彼女が温かく感じたのは、きっと彼の熱のせいだ。だって、寝室の壁掛けランプのロクソクには、いつの間にか火が灯されていた。いつからだろうか。きっと、もうずっと前からロウソクには火がついていたはずだ。熱く、消えない、じりじりと焦がれるような火が。ずっとずっと前から。
ワンスはフォーリアの耳に軽くキスをして、彼女の身体がビクッとなるのを何度か楽しんだ後に、耳元でそっと囁いた。
「やらせて?」
……最高に最低な囁きであった。なんてこった。
「え、やら……? え?」
「俺のこと好き?」
「好き」
「してもいい?」
「あ……」
「処女もらうね?」
「……ん」
返事とも取れない彼女の微妙な呟きを、ワンスは肯定と受け取った。最低である。どこまでいってもワンスはワンスだった。
でも、その最低な男は、ものすごく甘い笑顔でフォーリアを見つめる。優しい指先で髪を撫で、大切そうに壊れないように、宝物を扱うように、そっとキスをした。
「じゃあ、遠慮なく。いただきます」
ぱくぱく。もぐもぐ。ごっくん。
「ん……?」
カーテンの隙間から差し込む朝の光と、何やら髪をつんつんといじられているような気がして、フォーリアはパチリと目を開けた。
「あ、おはよ」
フォーリアの金色の髪をいじって遊んでいたのだろう、そのまま髪を一つ撫でられて、彼はおはようと笑いかけてくれた。目を開けた瞬間に夢のような現実を見せられて、フォーリアは『夢かしら?』と思った。現実であることを確かめるように彼を見つめると、答えるようにチュッと軽くキスを返してくれる。思わずほわんと溶けそうな、現実だった。
「ワンス様……あの、……あら?」
しかし、そこであられもない自分の姿を確認してしまい、フォーリアは悲鳴を上げた。
「わー! きゃー! えー!」
「うるせぇな、落ち着けよ」
「……わたしっ!!」
「ん?」
「結婚前なのにっ!!」
「はぁ? そんなこと気にしてんの? 別にいいんじゃね?」
キングオブサイテー。最低の王がここにいる。ワンスは心底どうでも良さそうに、何なら少し嫌そうな顔をして言い放った。

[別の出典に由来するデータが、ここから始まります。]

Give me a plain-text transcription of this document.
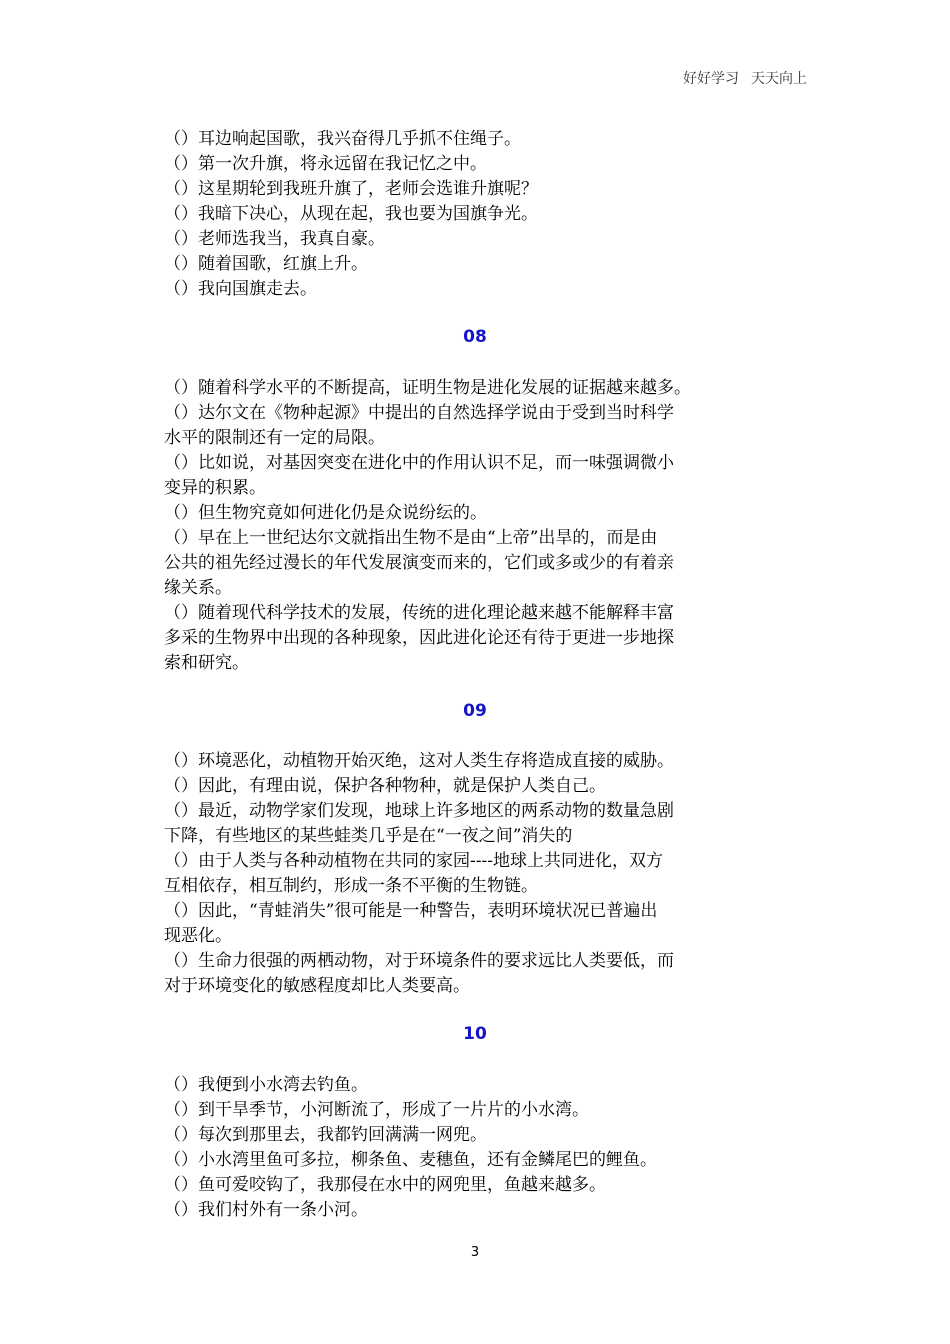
好好学习 天天向上
（）耳边响起国歌，我兴奋得几乎抓不住绳子。
（）第一次升旗，将永远留在我记忆之中。
（）这星期轮到我班升旗了，老师会选谁升旗呢？
（）我暗下决心，从现在起，我也要为国旗争光。
（）老师选我当，我真自豪。
（）随着国歌，红旗上升。
（）我向国旗走去。
08
（）随着科学水平的不断提高，证明生物是进化发展的证据越来越多。
（）达尔文在《物种起源》中提出的自然选择学说由于受到当时科学
水平的限制还有一定的局限。
（）比如说，对基因突变在进化中的作用认识不足，而一味强调微小
变异的积累。
（）但生物究竟如何进化仍是众说纷纭的。
（）早在上一世纪达尔文就指出生物不是由“上帝”出旱的，而是由
公共的祖先经过漫长的年代发展演变而来的，它们或多或少的有着亲
缘关系。
（）随着现代科学技术的发展，传统的进化理论越来越不能解释丰富
多采的生物界中出现的各种现象，因此进化论还有待于更进一步地探
索和研究。
09
（）环境恶化，动植物开始灭绝，这对人类生存将造成直接的威胁。
（）因此，有理由说，保护各种物种，就是保护人类自己。
（）最近，动物学家们发现，地球上许多地区的两系动物的数量急剧
下降，有些地区的某些蛙类几乎是在“一夜之间”消失的
（）由于人类与各种动植物在共同的家园----地球上共同进化，双方
互相依存，相互制约，形成一条不平衡的生物链。
（）因此，“青蛙消失”很可能是一种警告，表明环境状况已普遍出
现恶化。
（）生命力很强的两栖动物，对于环境条件的要求远比人类要低，而
对于环境变化的敏感程度却比人类要高。
10
（）我便到小水湾去钓鱼。
（）到干旱季节，小河断流了，形成了一片片的小水湾。
（）每次到那里去，我都钓回满满一网兜。
（）小水湾里鱼可多拉，柳条鱼、麦穗鱼，还有金鳞尾巴的鲤鱼。
（）鱼可爱咬钩了，我那侵在水中的网兜里，鱼越来越多。
（）我们村外有一条小河。
3
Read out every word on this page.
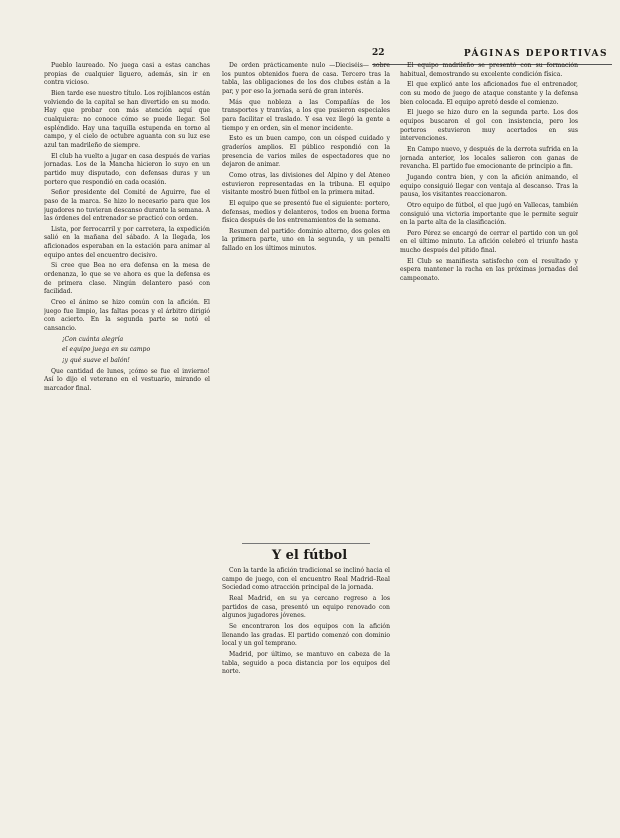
22	PÁGINAS DEPORTIVAS

Pueblo laureado. No juega casi a estas canchas propias de cualquier liguero, además, sin ir en contra vicioso.

Bien tarde ese nuestro título. Los rojiblancos están volviendo de la capital se han divertido en su modo. Hay que probar con más atención aquí que cualquiera: no conoce cómo se puede llegar. Sol espléndido. Hay una taquilla estupenda en torno al campo, y el cielo de octubre aguanta con su luz ese azul tan madrileño de siempre.

El club ha vuelto a jugar en casa después de varias jornadas. Los de la Mancha hicieron lo suyo en un partido muy disputado, con defensas duras y un portero que respondió en cada ocasión.

Señor presidente del Comité de Aguirre, fue el paso de la marca. Se hizo lo necesario para que los jugadores no tuvieran descanso durante la semana. A las órdenes del entrenador se practicó con orden.

Lista, por ferrocarril y por carretera, la expedición salió en la mañana del sábado. A la llegada, los aficionados esperaban en la estación para animar al equipo antes del encuentro decisivo.

Si cree que Bea no era defensa en la mesa de ordenanza, lo que se ve ahora es que la defensa es de primera clase. Ningún delantero pasó con facilidad.

Creo el ánimo se hizo común con la afición. El juego fue limpio, las faltas pocas y el árbitro dirigió con acierto. En la segunda parte se notó el cansancio.

¡Con cuánta alegría

el equipo juega en su campo

¡y qué suave el balón!

Que cantidad de lunes, ¡cómo se fue el invierno! Así lo dijo el veterano en el vestuario, mirando el marcador final.

De orden prácticamente nulo —Dieciséis— sobre los puntos obtenidos fuera de casa. Tercero tras la tabla, las obligaciones de los dos clubes están a la par, y por eso la jornada será de gran interés.

Más que nobleza a las Compañías de los transportes y tranvías, a los que pusieron especiales para facilitar el traslado. Y esa vez llegó la gente a tiempo y en orden, sin el menor incidente.

Esto es un buen campo, con un césped cuidado y graderíos amplios. El público respondió con la presencia de varios miles de espectadores que no dejaron de animar.

Como otras, las divisiones del Alpino y del Ateneo estuvieron representadas en la tribuna. El equipo visitante mostró buen fútbol en la primera mitad.

El equipo que se presentó fue el siguiente: portero, defensas, medios y delanteros, todos en buena forma física después de los entrenamientos de la semana.

Resumen del partido: dominio alterno, dos goles en la primera parte, uno en la segunda, y un penalti fallado en los últimos minutos.

Y el fútbol

Con la tarde la afición tradicional se inclinó hacia el campo de juego, con el encuentro Real Madrid–Real Sociedad como atracción principal de la jornada.

Real Madrid, en su ya cercano regreso a los partidos de casa, presentó un equipo renovado con algunos jugadores jóvenes.

Se encontraron los dos equipos con la afición llenando las gradas. El partido comenzó con dominio local y un gol temprano.

Madrid, por último, se mantuvo en cabeza de la tabla, seguido a poca distancia por los equipos del norte.

El equipo madrileño se presentó con su formación habitual, demostrando su excelente condición física.

El que explicó ante los aficionados fue el entrenador, con su modo de juego de ataque constante y la defensa bien colocada. El equipo apretó desde el comienzo.

El juego se hizo duro en la segunda parte. Los dos equipos buscaron el gol con insistencia, pero los porteros estuvieron muy acertados en sus intervenciones.

En Campo nuevo, y después de la derrota sufrida en la jornada anterior, los locales salieron con ganas de revancha. El partido fue emocionante de principio a fin.

Jugando contra bien, y con la afición animando, el equipo consiguió llegar con ventaja al descanso. Tras la pausa, los visitantes reaccionaron.

Otro equipo de fútbol, el que jugó en Vallecas, también consiguió una victoria importante que le permite seguir en la parte alta de la clasificación.

Pero Pérez se encargó de cerrar el partido con un gol en el último minuto. La afición celebró el triunfo hasta mucho después del pitido final.

El Club se manifiesta satisfecho con el resultado y espera mantener la racha en las próximas jornadas del campeonato.
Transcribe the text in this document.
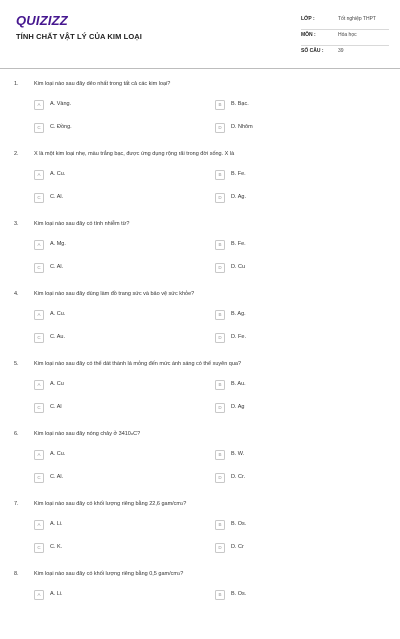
QUIZIZZ
TÍNH CHẤT VẬT LÝ CỦA KIM LOẠI
LỚP :	Tốt nghiệp THPT
MÔN :	Hóa học
SỐ CÂU :	39
1.	Kim loại nào sau đây dẻo nhất trong tất cả các kim loại?
A	A. Vàng.	B	B. Bạc.
C	C. Đồng.	D	D. Nhôm
2.	X là một kim loại nhẹ, màu trắng bạc, được ứng dụng rộng rãi trong đời sống. X là
A	A. Cu.	B	B. Fe.
C	C. Al.	D	D. Ag.
3.	Kim loại nào sau đây có tính nhiễm từ?
A	A. Mg.	B	B. Fe.
C	C. Al.	D	D. Cu
4.	Kim loại nào sau đây dùng làm đồ trang sức và bảo vệ sức khỏe?
A	A. Cu.	B	B. Ag.
C	C. Au.	D	D. Fe.
5.	Kim loại nào sau đây có thể dát thành lá mỏng đến mức ánh sáng có thể xuyên qua?
A	A. Cu	B	B. Au.
C	C. Al	D	D. Ag
6.	Kim loại nào sau đây nóng chảy ở 3410$^o$C?
A	A. Cu.	B	B. W.
C	C. Al.	D	D. Cr.
7.	Kim loại nào sau đây có khối lượng riêng bằng 22,6 gam/$cm^3$?
A	A. Li.	B	B. Os.
C	C. K.	D	D. Cr
8.	Kim loại nào sau đây có khối lượng riêng bằng 0,5 gam/$cm^3$?
A	A. Li.	B	B. Os.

「ダメです! 婚前交渉をすると他の人とは結婚できなくなると、母から教わりました!」
「なにそれ? 俺以外のやつと結婚するってこと?」
「え? ワンス様以外と? ないです、ありえないです」
「じゃあ、何も問題ないじゃん」
「あ、本当だ。よかった~」
ホッとしていると、彼はまたキスをしてくる。こんなに甘いキスが何回も貰えるなんて、もうドキドキが止まらなくて身体中に熱が集まってしまう。その熱を閉じ込めるように彼が覆い被さってきて、またキスが降ってくる。
二人の視線がぶつかって、空気がとろりと甘く溶けた。まるで口の中に放り込んだチョコレートみたいに、甘く甘く、溶けた。
「ワンス様……」
フォーリアはワンスの瞳に、初めて確かな熱を感じ取った。大切そうに見つめてくれる視線には、愛とか恋とか、そういう類いの何かが刻まれているような、気がしないでもない気もした。気のせいではないはずだと思いたい。そう願いたい。
「あー、やばい」
ワンスは一言そう呟いて、また唇を重ね、角度を変えてまたもう一回。そして見つめ合って、もう一回キスをした。
「ワンス様……」
「癖になりそう。もう一回してい?」
「は、はい~。いくらでも!」
フォーリアはキスの事だと思っていた。
キスのことじゃなかった。
そんなこんなで、やっと起きた二人はシャワーを浴びたり着替えをしたり、身なりをキチンとしてから朝食を食べ、紅茶を飲んで一息ついた。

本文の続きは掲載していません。